Dans le confinement d’un disque d’une quatorzaine de titres, chantés dans une mosaïque de langues entrelacées, et par une armada de musiciens bien capés, plus d’une centaine, tout de même, dont quelques célébrités, tels que Manu Dibango ou Charlotte Dipanda, Lokua Kanza embrasse, dans un subtil tour de rôle, frisant le tour de passe-passe, toute une avalanche de thèmes : l’amour, l’effort, l’optimisme, le devenir de l’humanité… Florilège : « Déploie tes ailes » ouvre le bal en exhortant à l’effort et à la « confiance en soi », quiconque voudrait « gagner sa place au soleil », à l’image de l’oiseau, qui pour atteindre le firmament, doit laborieusement battre ses ailes.
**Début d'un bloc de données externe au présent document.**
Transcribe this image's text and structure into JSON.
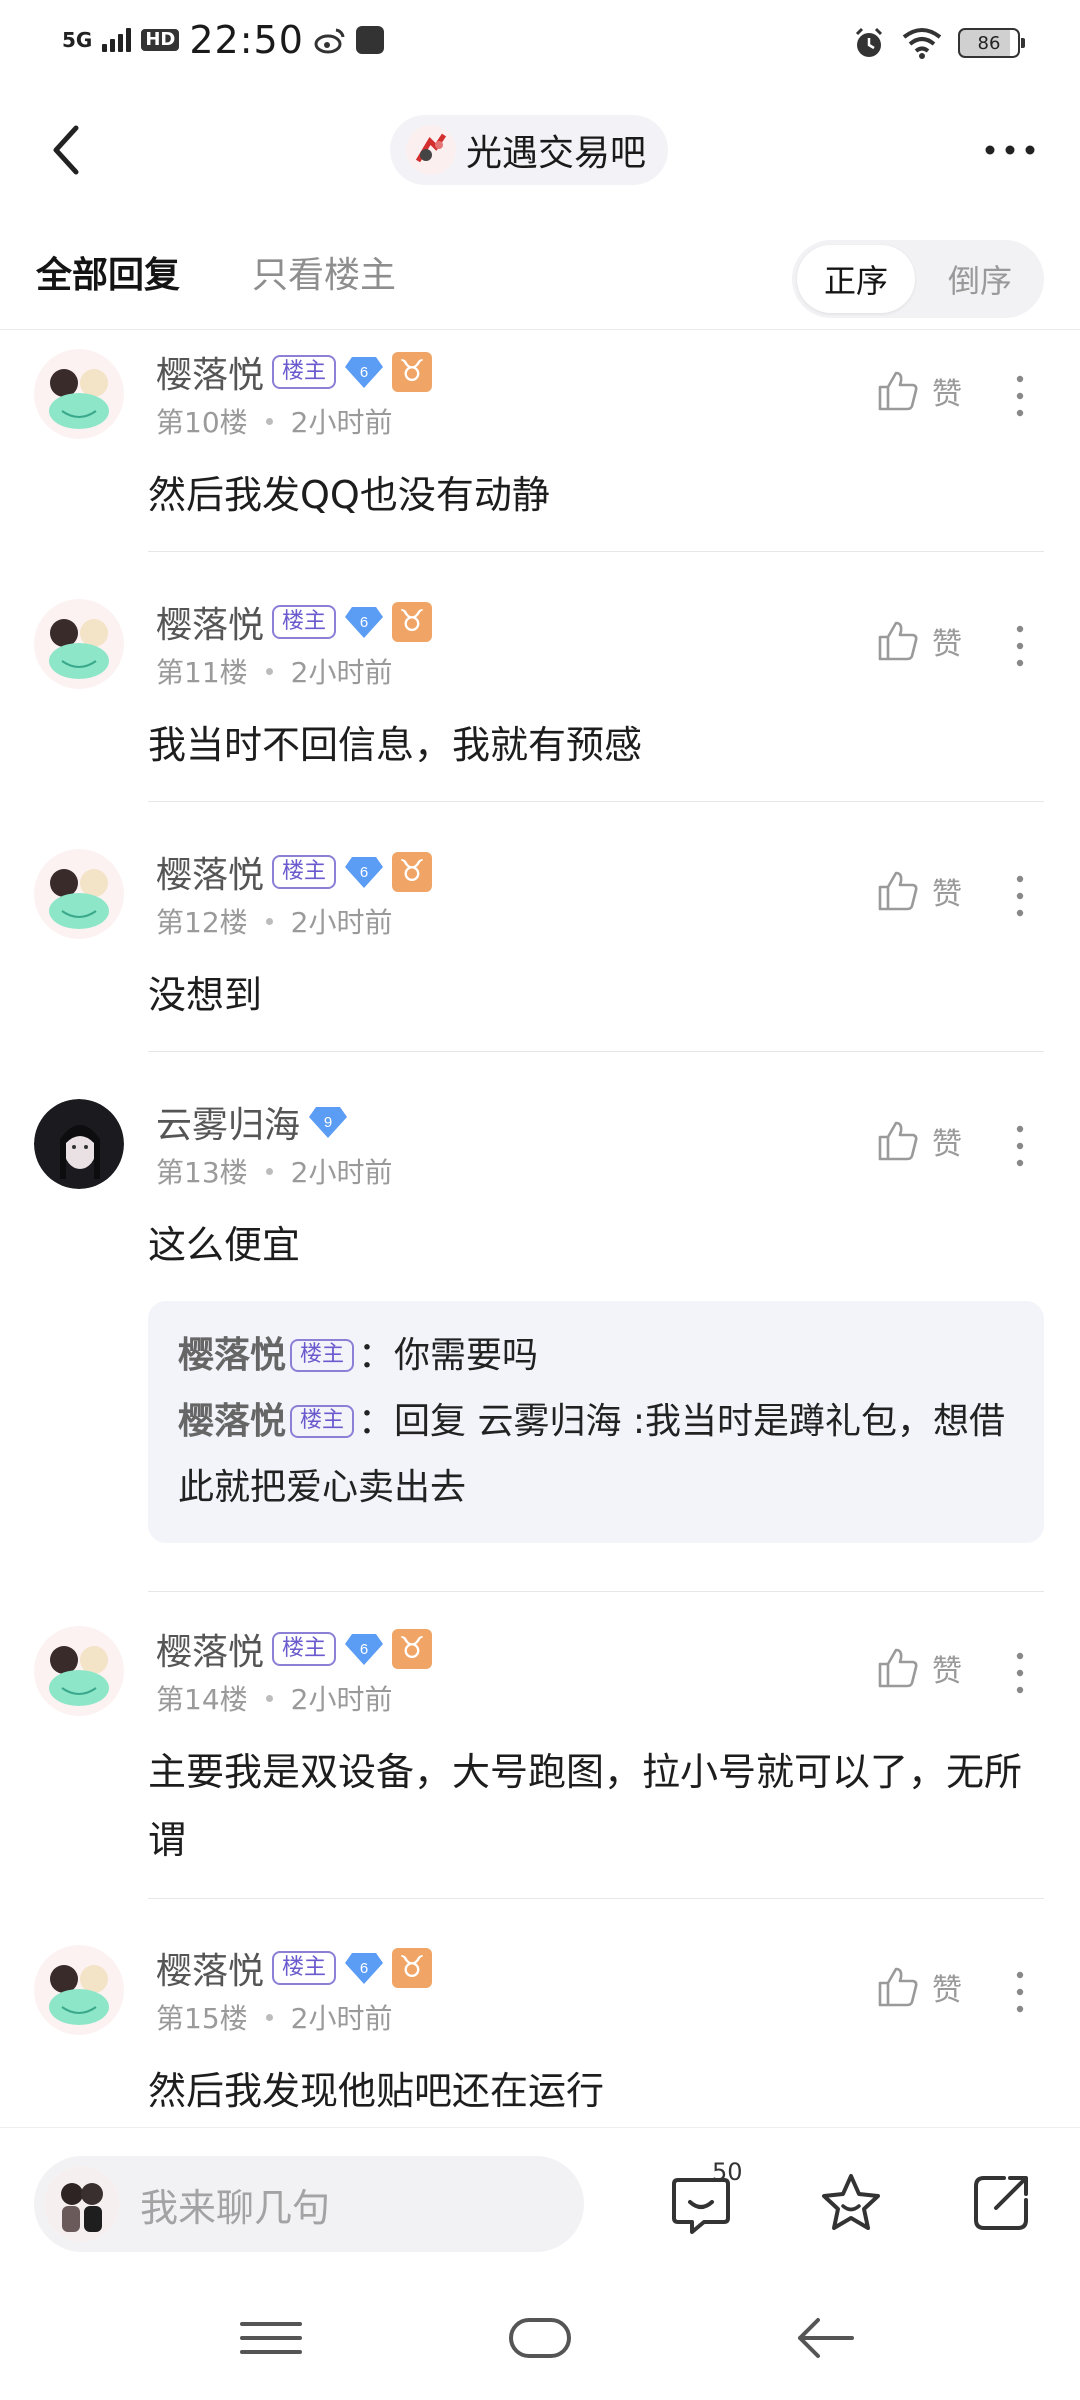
{
  "status_bar": {
    "network": "5G",
    "hd": "HD",
    "time": "22:50",
    "battery": "86"
  },
  "nav": {
    "forum_name": "光遇交易吧"
  },
  "tabs": {
    "all_replies": "全部回复",
    "only_op": "只看楼主",
    "order_asc": "正序",
    "order_desc": "倒序"
  },
  "posts": [
    {
      "user": "樱落悦",
      "op_tag": "楼主",
      "level": "6",
      "floor": "第10楼",
      "time": "2小时前",
      "like_label": "赞",
      "content": "然后我发QQ也没有动静"
    },
    {
      "user": "樱落悦",
      "op_tag": "楼主",
      "level": "6",
      "floor": "第11楼",
      "time": "2小时前",
      "like_label": "赞",
      "content": "我当时不回信息，我就有预感"
    },
    {
      "user": "樱落悦",
      "op_tag": "楼主",
      "level": "6",
      "floor": "第12楼",
      "time": "2小时前",
      "like_label": "赞",
      "content": "没想到"
    },
    {
      "user": "云雾归海",
      "level": "9",
      "floor": "第13楼",
      "time": "2小时前",
      "like_label": "赞",
      "content": "这么便宜",
      "replies": [
        {
          "name": "樱落悦",
          "tag": "楼主",
          "text": "：你需要吗"
        },
        {
          "name": "樱落悦",
          "tag": "楼主",
          "text": "：回复 云雾归海 :我当时是蹲礼包，想借此就把爱心卖出去"
        }
      ]
    },
    {
      "user": "樱落悦",
      "op_tag": "楼主",
      "level": "6",
      "floor": "第14楼",
      "time": "2小时前",
      "like_label": "赞",
      "content": "主要我是双设备，大号跑图，拉小号就可以了，无所谓"
    },
    {
      "user": "樱落悦",
      "op_tag": "楼主",
      "level": "6",
      "floor": "第15楼",
      "time": "2小时前",
      "like_label": "赞",
      "content": "然后我发现他贴吧还在运行"
    }
  ],
  "bottom_bar": {
    "input_placeholder": "我来聊几句",
    "comment_count": "50"
  },
  "colors": {
    "op_tag": "#6a5acd",
    "zodiac": "#f0a466",
    "level_badge": "#5b9cf5",
    "reply_bg": "#f3f4fa"
  }
}
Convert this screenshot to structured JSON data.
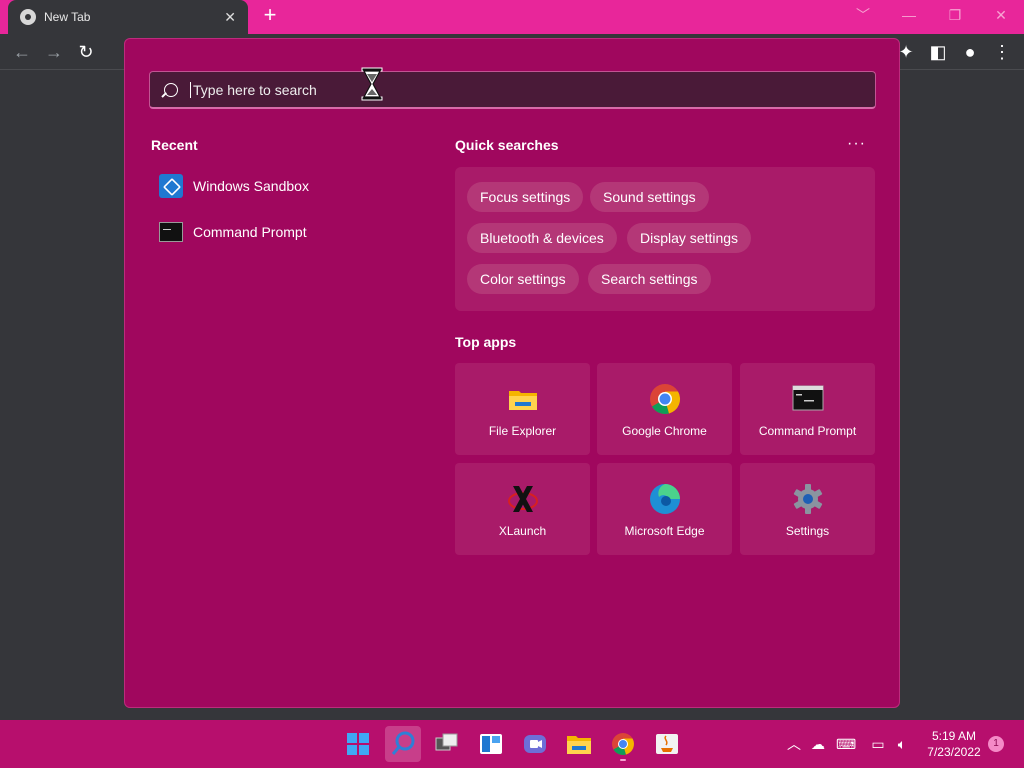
{
  "browser": {
    "tab_title": "New Tab",
    "tab_close": "✕",
    "new_tab": "+",
    "window_controls": [
      "﹀",
      "—",
      "❐",
      "✕"
    ]
  },
  "search": {
    "placeholder": "Type here to search",
    "value": ""
  },
  "recent": {
    "title": "Recent",
    "items": [
      {
        "label": "Windows Sandbox",
        "icon": "windows-sandbox-icon"
      },
      {
        "label": "Command Prompt",
        "icon": "command-prompt-icon"
      }
    ]
  },
  "quick_searches": {
    "title": "Quick searches",
    "more": "···",
    "chips": [
      "Focus settings",
      "Sound settings",
      "Bluetooth & devices",
      "Display settings",
      "Color settings",
      "Search settings"
    ]
  },
  "top_apps": {
    "title": "Top apps",
    "apps": [
      {
        "label": "File Explorer",
        "icon": "folder-icon"
      },
      {
        "label": "Google Chrome",
        "icon": "chrome-icon"
      },
      {
        "label": "Command Prompt",
        "icon": "command-prompt-icon"
      },
      {
        "label": "XLaunch",
        "icon": "x-icon"
      },
      {
        "label": "Microsoft Edge",
        "icon": "edge-icon"
      },
      {
        "label": "Settings",
        "icon": "gear-icon"
      }
    ]
  },
  "taskbar": {
    "time": "5:19 AM",
    "date": "7/23/2022",
    "notification_count": "1"
  },
  "colors": {
    "accent": "#e8269a",
    "panel": "#a0075e",
    "taskbar": "#b70f6d"
  }
}
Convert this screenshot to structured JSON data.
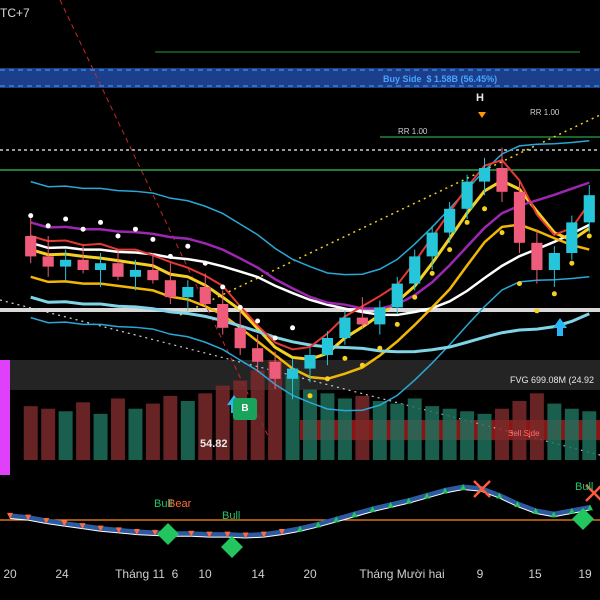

Alors que sur une tonalité optimiste, « Tout va bien » et « Tout ira mieux », tels les messagers de Morphée viennent instiller de la douceur, en contrepoint de la nervosité ambiante. Plus loin, « Samaway » ou « Love is a power » célèbrent quant à eux les vertus de l’amour, joyeux antidote au bellicisme humain. Une allusion à peine voilée aux guerres fratricides ensanglantant son Kivu natal, et aux tensions permanentes qui minent les relations entre la République Démocratique du Congo de son père et le Rwanda voisin de sa mère et de son ami Corneille (Cf feat « Plus vivant »). Enfin, aux relents de complainte, et pour atterrir, « Kende malembe » rabat les ailes, en sanglots. En écho aux femmes violées de l’hôpital de Panzi, toujours là-bas dans le Kivu, où le Dr Mukwégé, prix Nobel de la paix 2018, en mécanicien humain, répare les femmes violées.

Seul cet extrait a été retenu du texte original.